BerlinWillkommen im neuen Jahr, werte Leserinnen und werte Leser! Was bringt uns 2021 neben dem so sehr erwarteten Ende von Covid-19? Ich möchte Ihnen heute einen Ausblick auf die zu erwartenden Änderungen der Regulierung und Aufsicht von Datenschutz und Informationssicherheit geben.

Fangen wir sogleich mit dem Brexit an: Im 1246 Seiten umfassenden Vertrag zwischen der EU und Großbritannien (GB) findet sich eine Regelung zum Transfer von personenbezogenen Daten nach Großbritannien. Demnach ist Großbritannien nicht bereits seit dem 1. Januar ein Drittstaat für die EU, sondern es gilt noch eine Übergangsfrist, die entweder mit einer sogenannten Adäquanzentscheidung der EU oder nach Ablauf von maximal sechs Monaten endet. Mit einer Adäquanzentscheidung erklärt die EU ein der EU vergleichbares Datenschutzniveau in einem Drittstaat. Erfolgt das nicht, gehen somit spätestens ab Juli Großbritannien und die EU im Datenschutz getrennte Wege.

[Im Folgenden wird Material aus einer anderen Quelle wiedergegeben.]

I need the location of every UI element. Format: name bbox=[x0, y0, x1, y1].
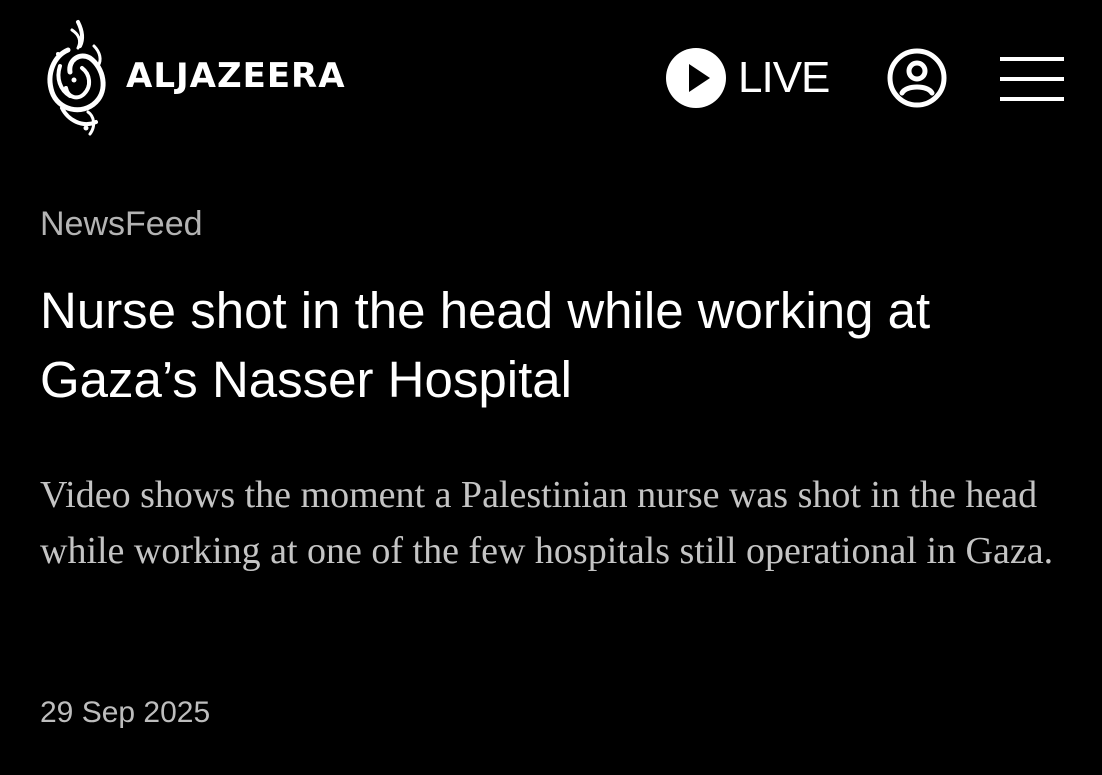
article-summary: Video shows the moment a Palestinian nur… bbox=[40, 474, 1054, 572]
hamburger-menu-icon bbox=[1000, 57, 1064, 101]
article-headline[interactable]: Nurse shot in the head while working at … bbox=[40, 276, 1080, 414]
site-logo[interactable]: ALJAZEERA bbox=[38, 16, 346, 140]
user-account-icon bbox=[887, 48, 947, 108]
site-header: ALJAZEERA LIVE bbox=[0, 0, 1102, 160]
live-button[interactable]: LIVE bbox=[666, 48, 830, 108]
hamburger-menu-button[interactable] bbox=[1000, 55, 1064, 103]
play-icon bbox=[666, 48, 726, 108]
user-account-button[interactable] bbox=[886, 47, 948, 109]
article-date: 29 Sep 2025 bbox=[40, 696, 211, 729]
article-category[interactable]: NewsFeed bbox=[40, 205, 203, 244]
live-label: LIVE bbox=[738, 53, 830, 102]
brand-name: ALJAZEERA bbox=[126, 56, 346, 96]
aljazeera-calligraphy-logo-icon bbox=[47, 20, 106, 136]
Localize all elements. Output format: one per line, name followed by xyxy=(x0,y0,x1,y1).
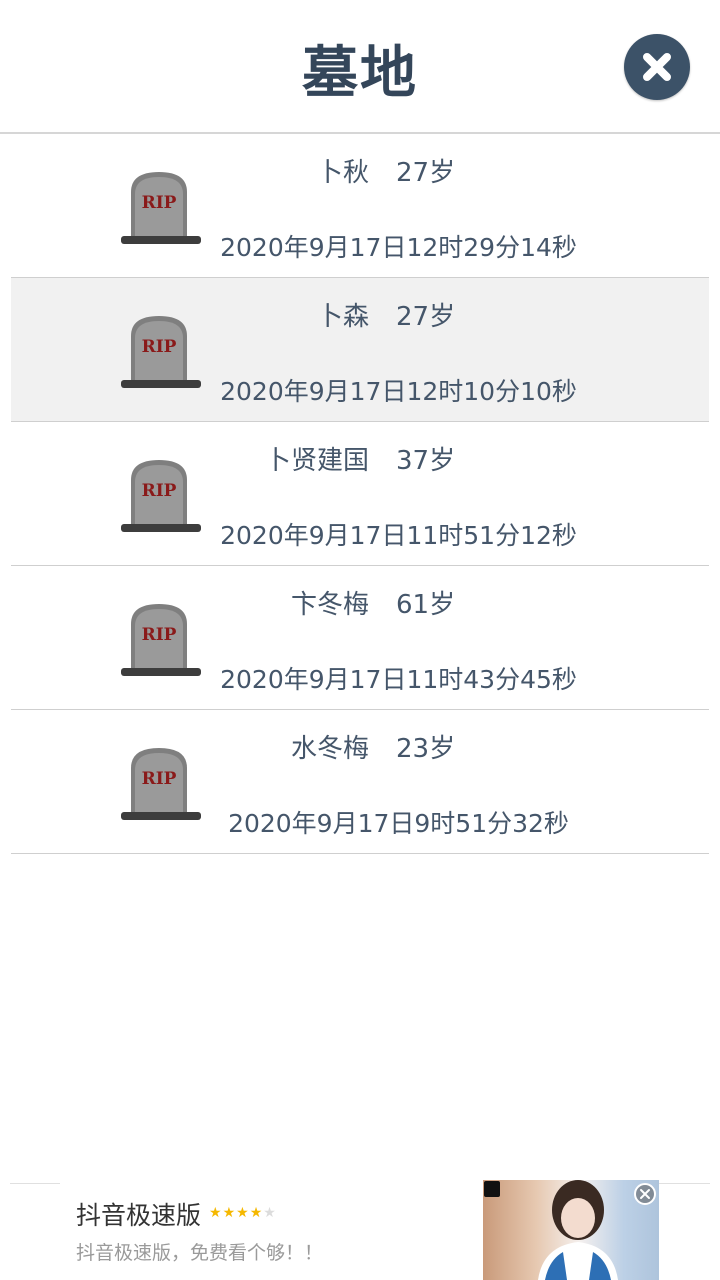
page-title: 墓地 xyxy=(302,41,418,106)
grave-row[interactable]: RIP 卜秋 27岁 2020年9月17日12时29分14秒 xyxy=(11,134,709,278)
grave-row[interactable]: RIP 卞冬梅 61岁 2020年9月17日11时43分45秒 xyxy=(11,566,709,710)
ad-app-name[interactable]: 抖音极速版 xyxy=(76,1196,201,1232)
deceased-age: 27岁 xyxy=(396,158,456,188)
death-time: 2020年9月17日11时43分45秒 xyxy=(220,665,577,694)
star-icon: ★ xyxy=(236,1205,250,1221)
deceased-name: 卜贤建国 xyxy=(264,446,369,476)
deceased-name: 水冬梅 xyxy=(290,734,369,764)
star-icon: ★ xyxy=(263,1205,277,1221)
deceased-name: 卜森 xyxy=(316,302,369,332)
svg-text:RIP: RIP xyxy=(142,625,177,645)
death-time: 2020年9月17日12时29分14秒 xyxy=(220,233,577,262)
ad-photo xyxy=(538,1180,618,1280)
star-icon: ★ xyxy=(222,1205,237,1221)
ad-description[interactable]: 抖音极速版，免费看个够！！ xyxy=(76,1238,323,1265)
app-logo-badge xyxy=(484,1181,500,1197)
deceased-age: 37岁 xyxy=(396,446,456,476)
header: 墓地 xyxy=(0,0,720,132)
star-icon: ★ xyxy=(209,1205,223,1221)
grave-row[interactable]: RIP 水冬梅 23岁 2020年9月17日9时51分32秒 xyxy=(11,710,709,854)
grave-row[interactable]: RIP 卜森 27岁 2020年9月17日12时10分10秒 xyxy=(11,278,709,422)
ad-image[interactable] xyxy=(483,1180,659,1280)
close-icon xyxy=(643,53,671,81)
ad-banner[interactable]: 抖音极速版 ★★★★★ 抖音极速版，免费看个够！！ xyxy=(0,1180,720,1280)
svg-text:RIP: RIP xyxy=(142,193,177,213)
star-icon: ★ xyxy=(249,1205,264,1221)
deceased-age: 61岁 xyxy=(396,590,456,620)
ad-divider xyxy=(10,1183,60,1184)
svg-text:RIP: RIP xyxy=(142,481,177,501)
ad-divider xyxy=(658,1183,710,1184)
grave-row[interactable]: RIP 卜贤建国 37岁 2020年9月17日11时51分12秒 xyxy=(11,422,709,566)
deceased-age: 27岁 xyxy=(396,302,456,332)
svg-text:RIP: RIP xyxy=(142,337,177,357)
ad-close-button[interactable] xyxy=(634,1183,656,1205)
svg-text:RIP: RIP xyxy=(142,769,177,789)
grave-list: RIP 卜秋 27岁 2020年9月17日12时29分14秒 RIP 卜森 27… xyxy=(11,134,709,854)
death-time: 2020年9月17日9时51分32秒 xyxy=(228,809,569,838)
deceased-age: 23岁 xyxy=(396,734,456,764)
ad-rating-stars: ★★★★★ xyxy=(209,1205,277,1221)
ad-close-icon xyxy=(640,1189,650,1199)
death-time: 2020年9月17日12时10分10秒 xyxy=(220,377,577,406)
close-button[interactable] xyxy=(624,34,690,100)
deceased-name: 卜秋 xyxy=(316,158,369,188)
death-time: 2020年9月17日11时51分12秒 xyxy=(220,521,577,550)
deceased-name: 卞冬梅 xyxy=(290,590,369,620)
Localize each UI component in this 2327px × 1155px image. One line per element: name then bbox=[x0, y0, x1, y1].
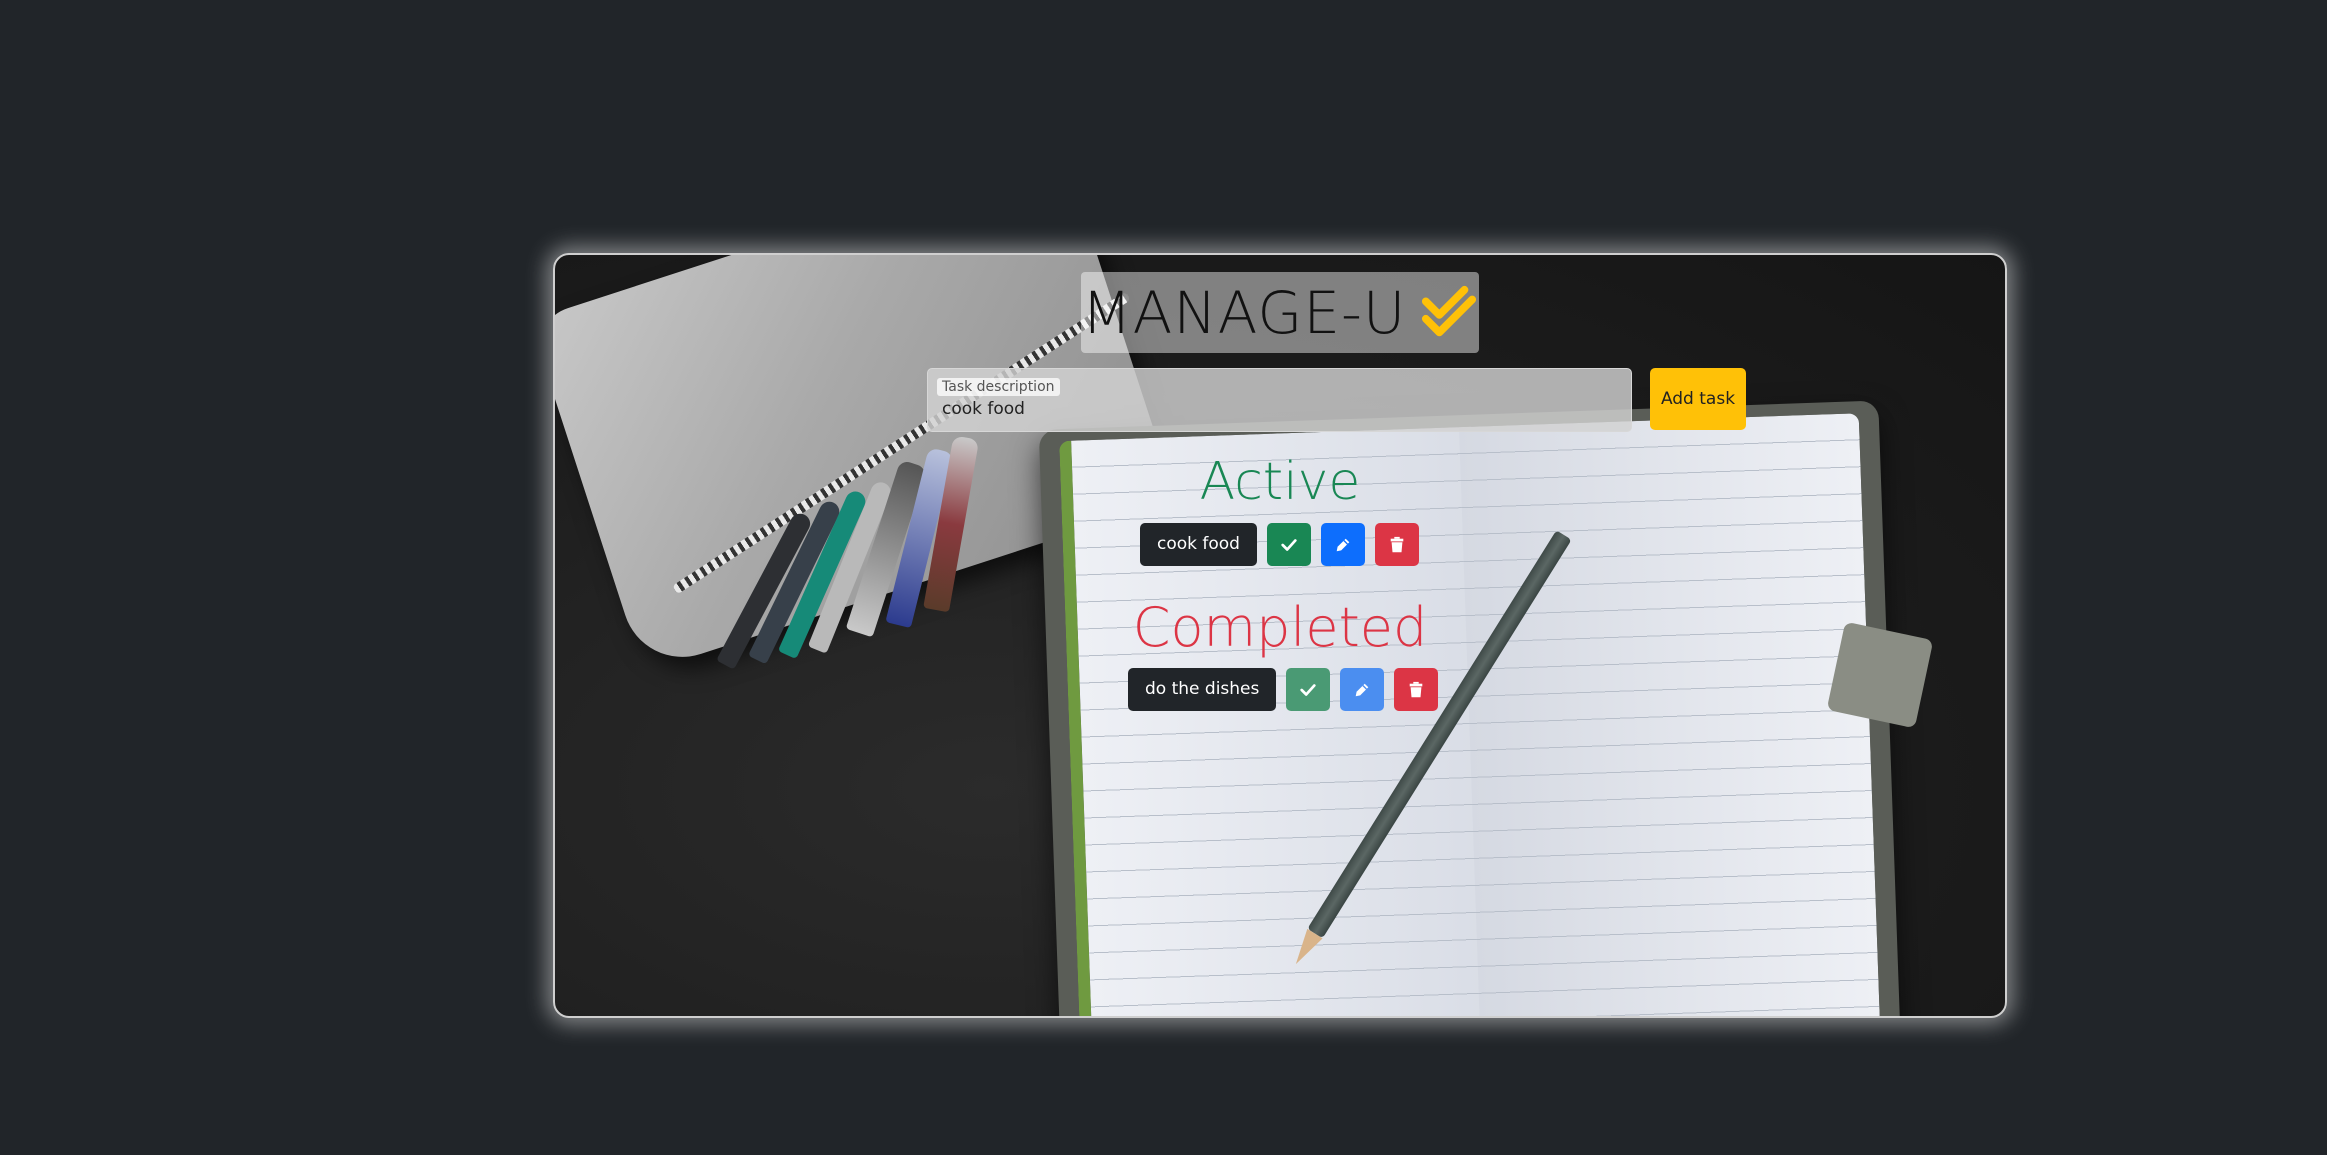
active-task-row: cook food bbox=[1140, 523, 1419, 566]
task-description-field[interactable]: Task description bbox=[927, 368, 1632, 432]
task-label: cook food bbox=[1140, 523, 1257, 566]
add-task-button[interactable]: Add task bbox=[1650, 368, 1746, 430]
completed-heading: Completed bbox=[1132, 596, 1428, 659]
pencil-icon bbox=[1336, 538, 1350, 551]
app-header: MANAGE-U bbox=[1081, 272, 1479, 353]
double-check-icon bbox=[1422, 285, 1477, 336]
notebook-left-page bbox=[1059, 426, 1494, 1016]
edit-task-button[interactable] bbox=[1320, 523, 1365, 566]
trash-icon bbox=[1410, 681, 1423, 697]
trash-icon bbox=[1390, 536, 1404, 552]
task-description-label: Task description bbox=[937, 378, 1060, 396]
delete-task-button[interactable] bbox=[1394, 668, 1439, 711]
edit-task-button[interactable] bbox=[1340, 668, 1385, 711]
complete-task-button[interactable] bbox=[1266, 523, 1311, 566]
delete-task-button[interactable] bbox=[1374, 523, 1419, 566]
task-description-input[interactable] bbox=[942, 399, 1602, 419]
check-icon bbox=[1281, 538, 1297, 551]
active-heading: Active bbox=[1199, 452, 1361, 512]
app-title: MANAGE-U bbox=[1081, 278, 1407, 347]
task-label: do the dishes bbox=[1128, 668, 1277, 711]
completed-task-row: do the dishes bbox=[1128, 668, 1439, 711]
notebook-strap-image bbox=[1826, 621, 1934, 729]
complete-task-button[interactable] bbox=[1286, 668, 1331, 711]
check-icon bbox=[1300, 683, 1317, 696]
pencil-icon bbox=[1356, 683, 1369, 696]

Bereits seit Mai 2018 wird die sogenannte EU-Privacy-Verordnung erwartet. Diese wird wohl dieses Jahr in Deutschland als TTDSG (Telekommunikations-Telemedien-Datenschutz-Gesetz) verabschiedet und als ein wesentliches Ergebnis die Einwilligung zu Cookies und vergleichbaren Technologien regeln. Nun, das Ergebnis kennen Sie im Prinzip, denn Sie werden seit einigen Monaten beim Betritt einer Webseite öfter um Zustimmung zu Cookies gebeten. Das TTDSG wird alle Cookies bis auf die technisch notwendigen als einwilligungspflichtig deklarieren.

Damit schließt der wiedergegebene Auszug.